Through the application of these enabling technologies, incumbent and emerging players have the ability to provide services in those parts of a value chain that they previously had limited access to. This is what allows, for instance, an equipment manufacturer such as GE or Schneider to capture data on machine usage to deliver business intelligence — taking on roles previously reserved for O&M service providers, consultants, or IT enterprise providers. It also enables the opposite — encouraging IT enterprise providers such as SAP to build platforms (Leonardo / Hana) that connect to machines and eventually seek to control them within an overall business engine.

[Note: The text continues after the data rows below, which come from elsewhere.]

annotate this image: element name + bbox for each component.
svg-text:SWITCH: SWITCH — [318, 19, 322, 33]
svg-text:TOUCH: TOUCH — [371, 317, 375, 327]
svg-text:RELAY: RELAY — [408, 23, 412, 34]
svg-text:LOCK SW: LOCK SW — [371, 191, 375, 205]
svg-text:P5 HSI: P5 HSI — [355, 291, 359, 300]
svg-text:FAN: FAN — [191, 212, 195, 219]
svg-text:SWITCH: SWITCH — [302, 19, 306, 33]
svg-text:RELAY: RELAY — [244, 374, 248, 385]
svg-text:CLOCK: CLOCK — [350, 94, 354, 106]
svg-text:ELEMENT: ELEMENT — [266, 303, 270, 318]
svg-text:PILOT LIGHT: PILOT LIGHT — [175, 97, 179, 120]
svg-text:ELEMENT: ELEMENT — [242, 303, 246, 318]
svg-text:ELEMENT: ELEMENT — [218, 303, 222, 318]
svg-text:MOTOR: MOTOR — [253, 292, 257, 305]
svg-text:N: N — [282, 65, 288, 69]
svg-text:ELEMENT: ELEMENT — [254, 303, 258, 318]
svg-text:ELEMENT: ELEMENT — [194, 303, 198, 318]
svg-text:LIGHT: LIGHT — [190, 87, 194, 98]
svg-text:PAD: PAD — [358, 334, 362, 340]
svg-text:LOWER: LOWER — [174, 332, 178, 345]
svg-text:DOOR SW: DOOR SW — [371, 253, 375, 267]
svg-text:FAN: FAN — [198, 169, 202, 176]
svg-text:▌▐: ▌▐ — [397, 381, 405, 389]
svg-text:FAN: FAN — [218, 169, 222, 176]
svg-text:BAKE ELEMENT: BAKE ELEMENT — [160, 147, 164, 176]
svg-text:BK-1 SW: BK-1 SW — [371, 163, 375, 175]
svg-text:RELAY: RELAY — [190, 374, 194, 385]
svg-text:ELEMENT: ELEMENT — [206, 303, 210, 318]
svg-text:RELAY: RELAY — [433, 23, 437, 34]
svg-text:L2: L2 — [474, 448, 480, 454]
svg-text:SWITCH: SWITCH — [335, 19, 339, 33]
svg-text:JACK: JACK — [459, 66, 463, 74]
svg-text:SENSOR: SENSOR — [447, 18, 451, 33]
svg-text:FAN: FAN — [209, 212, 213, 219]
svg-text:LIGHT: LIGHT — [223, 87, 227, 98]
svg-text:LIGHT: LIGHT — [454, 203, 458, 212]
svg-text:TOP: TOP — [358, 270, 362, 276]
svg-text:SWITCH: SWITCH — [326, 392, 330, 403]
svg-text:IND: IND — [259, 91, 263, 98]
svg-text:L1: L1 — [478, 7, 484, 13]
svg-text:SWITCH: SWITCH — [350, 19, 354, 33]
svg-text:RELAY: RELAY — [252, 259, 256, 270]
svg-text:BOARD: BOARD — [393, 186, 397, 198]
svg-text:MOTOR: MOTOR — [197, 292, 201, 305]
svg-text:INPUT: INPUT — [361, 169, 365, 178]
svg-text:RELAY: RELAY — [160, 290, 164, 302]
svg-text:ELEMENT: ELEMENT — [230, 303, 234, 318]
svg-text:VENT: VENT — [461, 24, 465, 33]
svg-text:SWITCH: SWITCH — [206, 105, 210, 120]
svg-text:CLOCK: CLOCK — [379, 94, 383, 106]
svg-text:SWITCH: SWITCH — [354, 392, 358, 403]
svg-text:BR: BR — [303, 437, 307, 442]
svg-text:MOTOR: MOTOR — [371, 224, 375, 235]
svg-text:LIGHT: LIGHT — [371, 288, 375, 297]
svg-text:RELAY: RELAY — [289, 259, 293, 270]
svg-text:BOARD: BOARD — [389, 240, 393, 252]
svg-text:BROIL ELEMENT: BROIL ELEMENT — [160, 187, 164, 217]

In some cases these technologies also create new value chain segments, while affecting adjacent verticals. McKinsey estimates that the emerging personal mobility and related services could expand automotive revenue pools by up to 30%, adding $1.5tn by 2030. Simultaneously, they will also impact the market for parking, after-market maintenance, and rail and bus travel; as EV adoption grows, it will impact the energy and utility sectors.
To thrive in this environment, everyone should ask themselves a basic question: what business am I (investing) in and who are my customers going to be in 5 years? For practical reasons, investments should then be directed to business models that present the highest top-line or bottom-line potential, and where the adoption curve of the underlying enabling technologies is the steepest.
GM has shown that it recognizes the transforming industry landscape, just as Daimler did before it. This latest move, however, is also a recognition that investing into technologies is not sufficient. To survive and to thrive, one needs to also adopt business models that those technologies enable and that are rapidly becoming profitable.